Consider a $C^\infty-$function $\,f$ on $[a, b]$. All of its derivatives are non-negative.
I am trying to prove it is an analytic function.
I have tried to calculate its Taylor remainder $$R_n = \int_a^x \frac{f^{(n+1)}(t)}{(n+1)!} (x-t)^{n+1} d t. $$ But I have difficulty estimating the bound. Thanks for any help in advance.
$%Filler text to meet the 6 character minimum edit requirement$ A discussion about this problem appears Here.
The following is based on S.N. Bernstein's proof.
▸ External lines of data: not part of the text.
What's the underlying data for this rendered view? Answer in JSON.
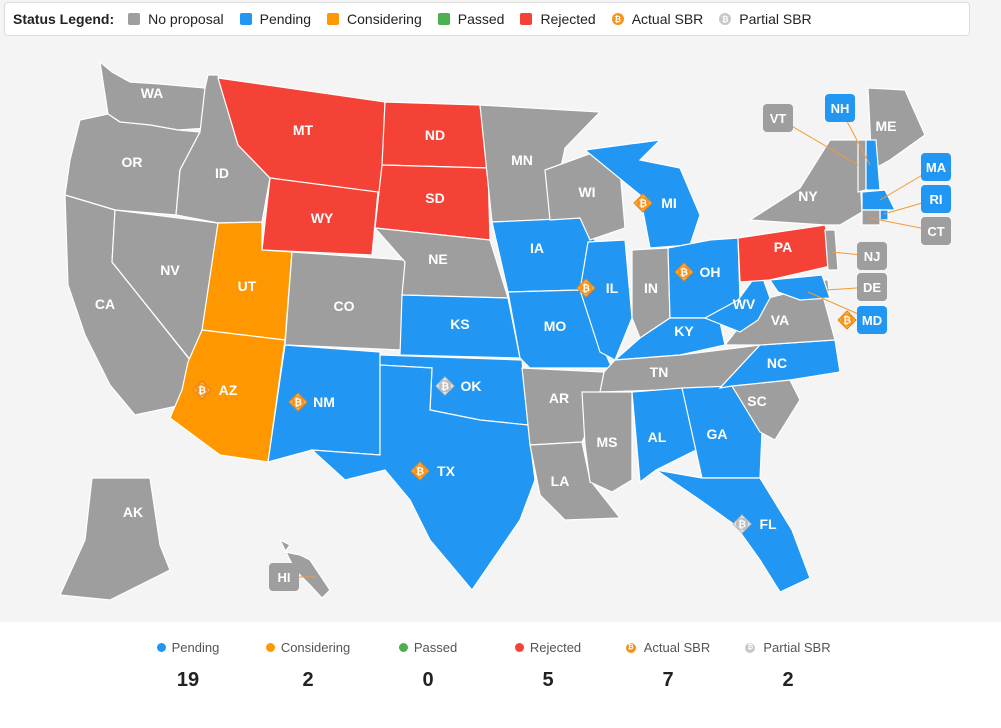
{
  "legend": {
    "title": "Status Legend:",
    "items": [
      {
        "label": "No proposal",
        "color": "#9e9e9e",
        "icon": "square"
      },
      {
        "label": "Pending",
        "color": "#2196f3",
        "icon": "square"
      },
      {
        "label": "Considering",
        "color": "#ff9800",
        "icon": "square"
      },
      {
        "label": "Passed",
        "color": "#4caf50",
        "icon": "square"
      },
      {
        "label": "Rejected",
        "color": "#f44336",
        "icon": "square"
      },
      {
        "label": "Actual SBR",
        "color": "#f7931a",
        "icon": "bitcoin-icon"
      },
      {
        "label": "Partial SBR",
        "color": "#c8c8c8",
        "icon": "bitcoin-icon"
      }
    ]
  },
  "colors": {
    "none": "#9e9e9e",
    "pending": "#2196f3",
    "considering": "#ff9800",
    "passed": "#4caf50",
    "rejected": "#f44336",
    "actual": "#f7931a",
    "partial": "#c8c8c8"
  },
  "states": [
    {
      "abbr": "WA",
      "status": "none"
    },
    {
      "abbr": "OR",
      "status": "none"
    },
    {
      "abbr": "CA",
      "status": "none"
    },
    {
      "abbr": "NV",
      "status": "none"
    },
    {
      "abbr": "ID",
      "status": "none"
    },
    {
      "abbr": "MT",
      "status": "rejected"
    },
    {
      "abbr": "WY",
      "status": "rejected"
    },
    {
      "abbr": "UT",
      "status": "considering"
    },
    {
      "abbr": "AZ",
      "status": "considering",
      "sbr": "actual"
    },
    {
      "abbr": "CO",
      "status": "none"
    },
    {
      "abbr": "NM",
      "status": "pending",
      "sbr": "actual"
    },
    {
      "abbr": "ND",
      "status": "rejected"
    },
    {
      "abbr": "SD",
      "status": "rejected"
    },
    {
      "abbr": "NE",
      "status": "none"
    },
    {
      "abbr": "KS",
      "status": "pending"
    },
    {
      "abbr": "OK",
      "status": "pending",
      "sbr": "partial"
    },
    {
      "abbr": "TX",
      "status": "pending",
      "sbr": "actual"
    },
    {
      "abbr": "MN",
      "status": "none"
    },
    {
      "abbr": "IA",
      "status": "pending"
    },
    {
      "abbr": "MO",
      "status": "pending"
    },
    {
      "abbr": "AR",
      "status": "none"
    },
    {
      "abbr": "LA",
      "status": "none"
    },
    {
      "abbr": "WI",
      "status": "none"
    },
    {
      "abbr": "IL",
      "status": "pending",
      "sbr": "actual"
    },
    {
      "abbr": "MI",
      "status": "pending",
      "sbr": "actual"
    },
    {
      "abbr": "IN",
      "status": "none"
    },
    {
      "abbr": "OH",
      "status": "pending",
      "sbr": "actual"
    },
    {
      "abbr": "KY",
      "status": "pending"
    },
    {
      "abbr": "TN",
      "status": "none"
    },
    {
      "abbr": "MS",
      "status": "none"
    },
    {
      "abbr": "AL",
      "status": "pending"
    },
    {
      "abbr": "GA",
      "status": "pending"
    },
    {
      "abbr": "FL",
      "status": "pending",
      "sbr": "partial"
    },
    {
      "abbr": "SC",
      "status": "none"
    },
    {
      "abbr": "NC",
      "status": "pending"
    },
    {
      "abbr": "VA",
      "status": "none"
    },
    {
      "abbr": "WV",
      "status": "pending"
    },
    {
      "abbr": "PA",
      "status": "rejected"
    },
    {
      "abbr": "NY",
      "status": "none"
    },
    {
      "abbr": "ME",
      "status": "none"
    },
    {
      "abbr": "AK",
      "status": "none"
    },
    {
      "abbr": "VT",
      "status": "none"
    },
    {
      "abbr": "NH",
      "status": "pending"
    },
    {
      "abbr": "MA",
      "status": "pending"
    },
    {
      "abbr": "RI",
      "status": "pending"
    },
    {
      "abbr": "CT",
      "status": "none"
    },
    {
      "abbr": "NJ",
      "status": "none"
    },
    {
      "abbr": "DE",
      "status": "none"
    },
    {
      "abbr": "MD",
      "status": "pending",
      "sbr": "actual"
    },
    {
      "abbr": "HI",
      "status": "none"
    }
  ],
  "stats": [
    {
      "label": "Pending",
      "value": "19",
      "color": "#2196f3",
      "icon": "dot"
    },
    {
      "label": "Considering",
      "value": "2",
      "color": "#ff9800",
      "icon": "dot"
    },
    {
      "label": "Passed",
      "value": "0",
      "color": "#4caf50",
      "icon": "dot"
    },
    {
      "label": "Rejected",
      "value": "5",
      "color": "#f44336",
      "icon": "dot"
    },
    {
      "label": "Actual SBR",
      "value": "7",
      "color": "#f7931a",
      "icon": "bitcoin-icon"
    },
    {
      "label": "Partial SBR",
      "value": "2",
      "color": "#c8c8c8",
      "icon": "bitcoin-icon"
    }
  ]
}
If $t\in (a,b)$, then the Taylor expansion remainder theorem provides that $$ f(t)=\sum_{k=0}^n \frac{f^{(k)}(a)}{k!}(t-a)^k+\frac{f^{(n+1)}(\xi)}{(n+1)!}(t-a)^{n+1}, $$ for some $\xi\in (a,t)$. If $\displaystyle P_n(t)=\sum_{k=0}^n \frac{f^{(k)}(a)}{k!}(t-a)^k$, then $P_n$ is an increasing sequence of polynomials, and bounded. In fact, $f(a)\le P_n(t)\le f(t)\le f(b)$. Therefore $\{P_n\}$ converges $$ P_n(t)\le P_{n+1}(t)\to P(t)\le f(t). $$ Since the power series $P(t)=\displaystyle\sum_{n=0}^\infty \dfrac{f^{(n)}(a)}{n!}(t-a)^n$ converges for every $x\in [a,b]$, it consequently has radius of convergence at least $R=b-a$.
It suffices to show that $\,f\equiv P$.
We shall show that $\,f(t)=P(t)$ holds in the interval $[a,c]$, where $c$ is the midpoint of $[a,b]$. Then, repeating the same argument, by extending this equality in half of the every time remaining subinterval, we cover the interval $[a,b)$, and by continuity the whole interval.
Expanding $\,f-P_n$ around $a$ for an arbitrary $t\in[a,c]$, we obtain that there is a $\xi\in[a,t]$, such that $$ 0\le f(t)-P_n(t)=\frac{f^{(n+1)}(\xi)}{(n+1)!}(t-a)^{n+1}\le \frac{f^{(n+1)}(c)}{(n+1)!}(c-a)^{n+1}=\frac{f^{(n+1)}(c)}{(n+1)!}(b-c)^{n+1}\to 0, $$ as $n\to\infty$, since the power series $\displaystyle\sum_{n=0}^\infty \dfrac{f^{(n)}(c)}{n!}(t-c)^n$ converges for all $t\in[c,b]$, if we use the same argument, used to show that the series $\displaystyle\sum_{n=0}^\infty \dfrac{f^{(n)}(a)}{n!}(t-a)^n$ converges, for $t\in[a,b]$.